The company’s revenue and net profit missed Forecaster estimates. New orders in Q2 declined 12% due to delays in customer decision-making and weak domestic demand in the chemicals and oil & gas sectors.

The company also faced operational challenges in regulatory compliance due to higher imports of electrical components. This increase in costs led to a 3.9 percentage point decline in profit margins to 11.1%.

Sanjeev Sharma, Managing Director, notes, “We earn 90% of revenue from the domestic market. Forex volatility related to the import of electrical components impacted profitability during the quarter. Over the second half, we expect the domestic demand to improve in infrastructure, real estate, and the data centre business, with easing inflation and a pickup in government and private capex.”

Commenting on the outlook, T.K. Sridhar, CFO, said, “We remain optimistic about medium-term growth, supported by domestic market demand and a few mid- to large-sized opportunities in the railways and metro segments.” He highlighted that capacity ramp-up in the electrification and robotics segments will meet growing demand and also help the company to sustain the profit margin of 12–15% in CY25.

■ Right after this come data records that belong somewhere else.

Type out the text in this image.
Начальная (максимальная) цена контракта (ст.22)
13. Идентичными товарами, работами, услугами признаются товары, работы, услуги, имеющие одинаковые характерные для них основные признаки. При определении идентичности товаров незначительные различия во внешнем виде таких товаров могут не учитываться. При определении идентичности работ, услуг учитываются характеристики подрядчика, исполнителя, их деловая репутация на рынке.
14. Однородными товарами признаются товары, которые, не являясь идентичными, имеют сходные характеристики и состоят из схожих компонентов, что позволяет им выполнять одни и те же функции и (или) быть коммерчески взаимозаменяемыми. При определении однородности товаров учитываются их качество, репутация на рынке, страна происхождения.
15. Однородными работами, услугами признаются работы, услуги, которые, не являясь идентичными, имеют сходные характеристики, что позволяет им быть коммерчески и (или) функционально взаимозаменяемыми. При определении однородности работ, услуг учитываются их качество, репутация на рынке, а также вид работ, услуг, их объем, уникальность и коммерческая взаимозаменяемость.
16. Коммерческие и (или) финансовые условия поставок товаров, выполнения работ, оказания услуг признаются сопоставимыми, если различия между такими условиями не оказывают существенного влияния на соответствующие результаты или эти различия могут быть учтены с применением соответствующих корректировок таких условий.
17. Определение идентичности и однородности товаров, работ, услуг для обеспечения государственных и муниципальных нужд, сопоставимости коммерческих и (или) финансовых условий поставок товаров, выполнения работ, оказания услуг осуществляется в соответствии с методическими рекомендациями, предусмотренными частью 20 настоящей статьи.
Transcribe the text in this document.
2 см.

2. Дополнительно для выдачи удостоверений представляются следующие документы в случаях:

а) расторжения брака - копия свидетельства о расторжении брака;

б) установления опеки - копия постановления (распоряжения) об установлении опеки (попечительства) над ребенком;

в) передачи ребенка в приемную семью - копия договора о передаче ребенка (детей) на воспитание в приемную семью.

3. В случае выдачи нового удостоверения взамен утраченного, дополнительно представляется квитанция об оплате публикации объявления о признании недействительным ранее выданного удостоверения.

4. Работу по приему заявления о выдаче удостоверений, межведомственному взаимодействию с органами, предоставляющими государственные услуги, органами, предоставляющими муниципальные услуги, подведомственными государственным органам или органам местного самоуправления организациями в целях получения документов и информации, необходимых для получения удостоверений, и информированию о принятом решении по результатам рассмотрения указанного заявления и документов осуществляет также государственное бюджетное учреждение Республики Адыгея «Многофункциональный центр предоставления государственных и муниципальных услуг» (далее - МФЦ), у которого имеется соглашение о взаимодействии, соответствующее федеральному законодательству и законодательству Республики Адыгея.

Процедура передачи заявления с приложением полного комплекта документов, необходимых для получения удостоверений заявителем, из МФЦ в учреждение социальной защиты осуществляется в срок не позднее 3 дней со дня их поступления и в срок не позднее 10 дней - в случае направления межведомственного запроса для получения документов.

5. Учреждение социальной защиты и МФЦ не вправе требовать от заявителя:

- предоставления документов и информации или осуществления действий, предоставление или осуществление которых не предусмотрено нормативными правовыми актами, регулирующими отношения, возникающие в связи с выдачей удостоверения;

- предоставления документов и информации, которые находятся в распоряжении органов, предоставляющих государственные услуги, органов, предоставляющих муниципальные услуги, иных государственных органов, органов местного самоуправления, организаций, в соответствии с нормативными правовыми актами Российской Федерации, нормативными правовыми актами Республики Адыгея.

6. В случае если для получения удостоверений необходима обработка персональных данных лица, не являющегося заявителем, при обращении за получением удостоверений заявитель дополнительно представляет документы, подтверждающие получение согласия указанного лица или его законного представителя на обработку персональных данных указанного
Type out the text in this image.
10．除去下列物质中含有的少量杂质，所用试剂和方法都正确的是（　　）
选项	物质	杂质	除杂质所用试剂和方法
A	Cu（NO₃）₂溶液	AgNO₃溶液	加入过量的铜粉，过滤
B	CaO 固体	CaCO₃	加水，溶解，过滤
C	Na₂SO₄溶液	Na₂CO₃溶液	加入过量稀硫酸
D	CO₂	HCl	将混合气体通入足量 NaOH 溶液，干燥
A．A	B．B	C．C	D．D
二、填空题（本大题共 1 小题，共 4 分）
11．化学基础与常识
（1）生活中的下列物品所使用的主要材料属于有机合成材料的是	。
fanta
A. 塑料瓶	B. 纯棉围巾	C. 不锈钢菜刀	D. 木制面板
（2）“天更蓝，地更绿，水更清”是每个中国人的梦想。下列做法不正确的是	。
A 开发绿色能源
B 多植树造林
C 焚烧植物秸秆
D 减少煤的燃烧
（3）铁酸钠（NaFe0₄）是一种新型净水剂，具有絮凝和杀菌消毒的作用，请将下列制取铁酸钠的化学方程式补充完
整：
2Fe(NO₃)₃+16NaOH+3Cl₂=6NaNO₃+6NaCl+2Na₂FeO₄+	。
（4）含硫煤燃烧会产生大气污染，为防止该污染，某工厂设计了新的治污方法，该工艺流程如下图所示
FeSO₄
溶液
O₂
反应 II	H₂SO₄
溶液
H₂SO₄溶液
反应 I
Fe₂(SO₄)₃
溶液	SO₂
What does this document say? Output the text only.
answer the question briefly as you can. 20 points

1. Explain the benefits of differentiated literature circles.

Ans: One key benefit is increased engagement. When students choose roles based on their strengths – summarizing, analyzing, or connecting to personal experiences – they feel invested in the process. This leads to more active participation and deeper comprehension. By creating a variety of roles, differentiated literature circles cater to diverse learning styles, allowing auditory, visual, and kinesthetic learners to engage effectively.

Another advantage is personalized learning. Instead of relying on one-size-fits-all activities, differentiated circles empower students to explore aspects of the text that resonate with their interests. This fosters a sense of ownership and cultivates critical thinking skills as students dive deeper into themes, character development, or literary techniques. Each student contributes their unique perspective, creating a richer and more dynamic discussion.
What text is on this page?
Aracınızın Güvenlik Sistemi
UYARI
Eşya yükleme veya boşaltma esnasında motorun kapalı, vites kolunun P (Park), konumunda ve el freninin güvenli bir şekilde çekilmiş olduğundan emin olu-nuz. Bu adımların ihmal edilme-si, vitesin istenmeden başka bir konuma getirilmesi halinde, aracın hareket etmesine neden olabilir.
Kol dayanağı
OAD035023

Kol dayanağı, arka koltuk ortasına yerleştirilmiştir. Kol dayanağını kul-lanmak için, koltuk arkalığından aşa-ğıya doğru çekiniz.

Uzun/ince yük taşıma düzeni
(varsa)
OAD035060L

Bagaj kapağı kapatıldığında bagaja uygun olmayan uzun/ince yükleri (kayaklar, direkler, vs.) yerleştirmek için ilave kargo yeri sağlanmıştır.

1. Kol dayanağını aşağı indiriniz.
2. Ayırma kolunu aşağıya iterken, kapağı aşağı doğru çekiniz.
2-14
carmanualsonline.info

Post results, ICICI Securities maintained a ‘Hold’ rating, citing electrification and data centre projects as growth drivers in the medium term. The brokerage highlights that despite weak order inflow in Q2, ABB's order book has remained healthy at Rs 10,060 crore and expects revenue visibility over the next 18 months. The brokerage projects revenue to grow at a CAGR of 12% over FY26-27.

 

Trendlyne's analysts identify stocks that are seeing interesting price movements, analyst calls, or new developments. These are not buy recommendations.